4

Any two co-prime number $a,b$ with $a>b+2$ we have $a^2+b^2$ is not divisible by $a-b$, $a,b \in \mathbb{N}$. But how to prove this?

TRUSKI
  • 1,113
  • Negating $b$ in the dupe proofs yields what you desire. – Bill Dubuque Jun 26 '17 at 12:44
  • Here the result follows form your question but this is not exactly what your question was.! – TRUSKI Jun 26 '17 at 12:48
  • The dupe (with $b$ negated) shows $,(a-b,a^2+b^2)\mid 2,$ so if $,a-b\mid a^2+b^2$ then the gcd $= a-b \mid 2,,$ contra $a-b > 2.,$ That $,1= (a,b),\Rightarrow, 1= (a,b^2)=(a,a^2+b^2),$ is immediate from Euclid. By symmetry $(b,a^2+b^2)=1.,$ This and related results are also proved in many other questions. Please search before posing common questions. – Bill Dubuque Jun 26 '17 at 12:56
  • I got that. I searched but I did not get. So I had the post.

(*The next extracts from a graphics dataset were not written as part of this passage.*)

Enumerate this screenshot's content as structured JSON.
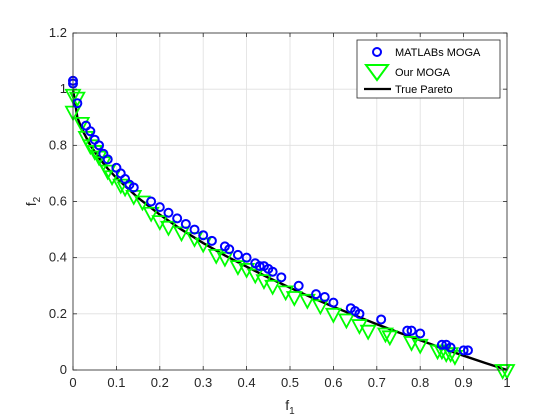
{
  "chart_data": {
    "type": "scatter",
    "xlabel": "f",
    "xlabel_sub": "1",
    "ylabel": "f",
    "ylabel_sub": "2",
    "xlim": [
      0,
      1
    ],
    "ylim": [
      0,
      1.2
    ],
    "xticks": [
      0,
      0.1,
      0.2,
      0.3,
      0.4,
      0.5,
      0.6,
      0.7,
      0.8,
      0.9,
      1
    ],
    "xtick_labels": [
      "0",
      "0.1",
      "0.2",
      "0.3",
      "0.4",
      "0.5",
      "0.6",
      "0.7",
      "0.8",
      "0.9",
      "1"
    ],
    "yticks": [
      0,
      0.2,
      0.4,
      0.6,
      0.8,
      1,
      1.2
    ],
    "ytick_labels": [
      "0",
      "0.2",
      "0.4",
      "0.6",
      "0.8",
      "1",
      "1.2"
    ],
    "grid": true,
    "legend_position": "top-right",
    "series": [
      {
        "name": "MATLABs MOGA",
        "marker": "circle",
        "color": "#0000ff",
        "points": [
          [
            0.0,
            1.03
          ],
          [
            0.0,
            1.02
          ],
          [
            0.01,
            0.95
          ],
          [
            0.03,
            0.87
          ],
          [
            0.04,
            0.85
          ],
          [
            0.05,
            0.82
          ],
          [
            0.06,
            0.8
          ],
          [
            0.07,
            0.77
          ],
          [
            0.08,
            0.75
          ],
          [
            0.1,
            0.72
          ],
          [
            0.11,
            0.7
          ],
          [
            0.12,
            0.68
          ],
          [
            0.13,
            0.66
          ],
          [
            0.14,
            0.65
          ],
          [
            0.18,
            0.6
          ],
          [
            0.2,
            0.58
          ],
          [
            0.22,
            0.56
          ],
          [
            0.24,
            0.54
          ],
          [
            0.26,
            0.52
          ],
          [
            0.28,
            0.5
          ],
          [
            0.3,
            0.48
          ],
          [
            0.32,
            0.46
          ],
          [
            0.35,
            0.44
          ],
          [
            0.36,
            0.43
          ],
          [
            0.38,
            0.41
          ],
          [
            0.4,
            0.4
          ],
          [
            0.42,
            0.38
          ],
          [
            0.43,
            0.37
          ],
          [
            0.44,
            0.37
          ],
          [
            0.45,
            0.36
          ],
          [
            0.46,
            0.35
          ],
          [
            0.48,
            0.33
          ],
          [
            0.52,
            0.3
          ],
          [
            0.56,
            0.27
          ],
          [
            0.58,
            0.26
          ],
          [
            0.6,
            0.24
          ],
          [
            0.64,
            0.22
          ],
          [
            0.65,
            0.21
          ],
          [
            0.66,
            0.2
          ],
          [
            0.71,
            0.18
          ],
          [
            0.77,
            0.14
          ],
          [
            0.78,
            0.14
          ],
          [
            0.8,
            0.13
          ],
          [
            0.85,
            0.09
          ],
          [
            0.86,
            0.09
          ],
          [
            0.87,
            0.08
          ],
          [
            0.9,
            0.07
          ],
          [
            0.91,
            0.07
          ]
        ]
      },
      {
        "name": "Our MOGA",
        "marker": "triangle-down",
        "color": "#00ff00",
        "points": [
          [
            0.0,
            0.98
          ],
          [
            0.01,
            0.97
          ],
          [
            0.0,
            0.92
          ],
          [
            0.02,
            0.88
          ],
          [
            0.03,
            0.83
          ],
          [
            0.04,
            0.8
          ],
          [
            0.05,
            0.78
          ],
          [
            0.06,
            0.76
          ],
          [
            0.07,
            0.74
          ],
          [
            0.08,
            0.71
          ],
          [
            0.09,
            0.69
          ],
          [
            0.11,
            0.66
          ],
          [
            0.12,
            0.65
          ],
          [
            0.14,
            0.62
          ],
          [
            0.16,
            0.6
          ],
          [
            0.18,
            0.56
          ],
          [
            0.2,
            0.53
          ],
          [
            0.22,
            0.51
          ],
          [
            0.25,
            0.49
          ],
          [
            0.28,
            0.47
          ],
          [
            0.3,
            0.45
          ],
          [
            0.33,
            0.41
          ],
          [
            0.35,
            0.4
          ],
          [
            0.38,
            0.37
          ],
          [
            0.4,
            0.36
          ],
          [
            0.42,
            0.34
          ],
          [
            0.44,
            0.32
          ],
          [
            0.46,
            0.3
          ],
          [
            0.49,
            0.28
          ],
          [
            0.51,
            0.26
          ],
          [
            0.54,
            0.25
          ],
          [
            0.57,
            0.23
          ],
          [
            0.6,
            0.2
          ],
          [
            0.63,
            0.18
          ],
          [
            0.66,
            0.16
          ],
          [
            0.68,
            0.14
          ],
          [
            0.72,
            0.13
          ],
          [
            0.73,
            0.12
          ],
          [
            0.78,
            0.1
          ],
          [
            0.8,
            0.09
          ],
          [
            0.84,
            0.07
          ],
          [
            0.85,
            0.07
          ],
          [
            0.86,
            0.06
          ],
          [
            0.87,
            0.06
          ],
          [
            0.88,
            0.05
          ],
          [
            0.99,
            0.0
          ],
          [
            1.0,
            0.0
          ]
        ]
      },
      {
        "name": "True Pareto",
        "marker": "line",
        "color": "#000000",
        "points": [
          [
            0.0,
            1.0
          ],
          [
            0.01,
            0.9
          ],
          [
            0.02,
            0.859
          ],
          [
            0.04,
            0.8
          ],
          [
            0.06,
            0.755
          ],
          [
            0.08,
            0.717
          ],
          [
            0.1,
            0.684
          ],
          [
            0.15,
            0.613
          ],
          [
            0.2,
            0.553
          ],
          [
            0.25,
            0.5
          ],
          [
            0.3,
            0.452
          ],
          [
            0.35,
            0.408
          ],
          [
            0.4,
            0.368
          ],
          [
            0.45,
            0.329
          ],
          [
            0.5,
            0.293
          ],
          [
            0.55,
            0.258
          ],
          [
            0.6,
            0.225
          ],
          [
            0.65,
            0.194
          ],
          [
            0.7,
            0.163
          ],
          [
            0.75,
            0.134
          ],
          [
            0.8,
            0.106
          ],
          [
            0.85,
            0.078
          ],
          [
            0.9,
            0.051
          ],
          [
            0.95,
            0.025
          ],
          [
            1.0,
            0.0
          ]
        ]
      }
    ]
  }
}
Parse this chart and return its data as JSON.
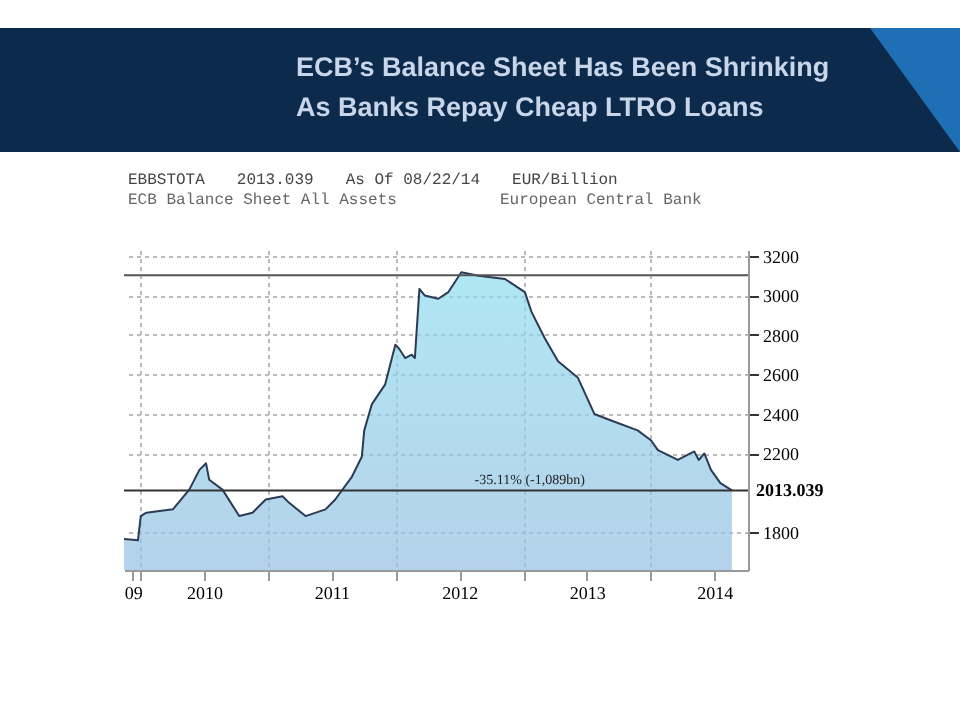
{
  "chart_data": {
    "type": "area",
    "title": "ECB’s Balance Sheet Has Been Shrinking As Banks Repay Cheap LTRO Loans",
    "subtitle": "ECB Balance Sheet All Assets",
    "annotations": [
      "EBBSTOTA",
      "2013.039",
      "As Of 08/22/14",
      "EUR/Billion",
      "European Central Bank",
      {
        "text": "-35.11% (-1,089bn)",
        "x": "2013-01-20",
        "y": 2013.039
      }
    ],
    "x": [
      "2009-11-15",
      "2009-12-25",
      "2010-01-02",
      "2010-01-18",
      "2010-04-04",
      "2010-05-21",
      "2010-06-19",
      "2010-07-08",
      "2010-07-17",
      "2010-08-24",
      "2010-10-11",
      "2010-11-18",
      "2010-12-26",
      "2011-02-12",
      "2011-03-03",
      "2011-04-19",
      "2011-06-15",
      "2011-07-13",
      "2011-08-30",
      "2011-09-27",
      "2011-10-04",
      "2011-10-26",
      "2011-12-03",
      "2012-01-01",
      "2012-01-11",
      "2012-01-29",
      "2012-02-17",
      "2012-02-26",
      "2012-03-10",
      "2012-03-25",
      "2012-05-03",
      "2012-06-01",
      "2012-07-08",
      "2012-08-26",
      "2012-11-10",
      "2013-01-06",
      "2013-01-25",
      "2013-03-04",
      "2013-04-11",
      "2013-06-07",
      "2013-07-24",
      "2013-09-10",
      "2013-11-25",
      "2014-01-02",
      "2014-01-22",
      "2014-03-20",
      "2014-05-06",
      "2014-05-19",
      "2014-06-04",
      "2014-06-23",
      "2014-07-20",
      "2014-08-22"
    ],
    "series": [
      {
        "color": "#8fdcee",
        "values": [
          1767,
          1760,
          1883,
          1900,
          1917,
          2017,
          2117,
          2150,
          2067,
          2017,
          1883,
          1900,
          1967,
          1983,
          1950,
          1883,
          1917,
          1967,
          2083,
          2183,
          2317,
          2450,
          2550,
          2750,
          2733,
          2683,
          2700,
          2683,
          3033,
          3000,
          2983,
          3017,
          3117,
          3100,
          3083,
          3017,
          2917,
          2783,
          2667,
          2583,
          2400,
          2367,
          2317,
          2267,
          2217,
          2167,
          2210,
          2167,
          2200,
          2117,
          2050,
          2013.039
        ]
      }
    ],
    "xlim": [
      "2009-11-15",
      "2014-10-07"
    ],
    "xticks": [
      {
        "value": "2009-12-10",
        "label": "09"
      },
      {
        "value": "2010-01-01",
        "label": null
      },
      {
        "value": "2010-07-02",
        "label": "2010"
      },
      {
        "value": "2011-01-01",
        "label": null
      },
      {
        "value": "2011-07-02",
        "label": "2011"
      },
      {
        "value": "2012-01-01",
        "label": null
      },
      {
        "value": "2012-07-02",
        "label": "2012"
      },
      {
        "value": "2013-01-01",
        "label": null
      },
      {
        "value": "2013-07-02",
        "label": "2013"
      },
      {
        "value": "2014-01-01",
        "label": null
      },
      {
        "value": "2014-07-02",
        "label": "2014"
      }
    ],
    "ylim": [
      1610,
      3230
    ],
    "yticks": [
      1800,
      2200,
      2400,
      2600,
      2800,
      3000,
      3200
    ],
    "ref_lines": [
      {
        "axis": "y",
        "value": 3102,
        "color": "#555555"
      },
      {
        "axis": "y",
        "value": 2013.039,
        "label": "2013.039",
        "color": "#333333"
      }
    ],
    "grid": true,
    "marker": "none",
    "line_style": "solid"
  }
}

Thanks for your comments. – TRUSKI Jun 26 '17 at 13:01
  • You can search using approach0, e.g. this search. – Bill Dubuque Jun 26 '17 at 13:02

2 Answers2

1

If $a-b \mid a^2+b^2$ then $\gcd(a^2+b^2,a-b)=a-b \ge 3$. Now $$ \gcd(a^2+b^2,a-b)=\gcd(a^2+b^2-(a-b)^2,a-b)=\gcd(2ab,a-b). $$ Since $\gcd(a,b)=1$ then every prime dividing $a$ or $b$ cannot divide $a-b$. Hence $$ \gcd(a^2+b^2,a-b) \in \{1,2\}. $$ In particular, your conjecture is true.

Paolo Leonetti
  • 15,423
  • 3
  • 24
  • 57
0

Since $a-b$ divides $a^2-b^2$, if it also divides $a^2+b^2$ then $a-b$ divides $2b^2$.

Now use that $a$ and $b$ are coprime to see that $a-b$ and $b^2$ are coprime. So by Euclides' lemma $a-b$ divides $2$. This contradicts the condition $a-b>2$.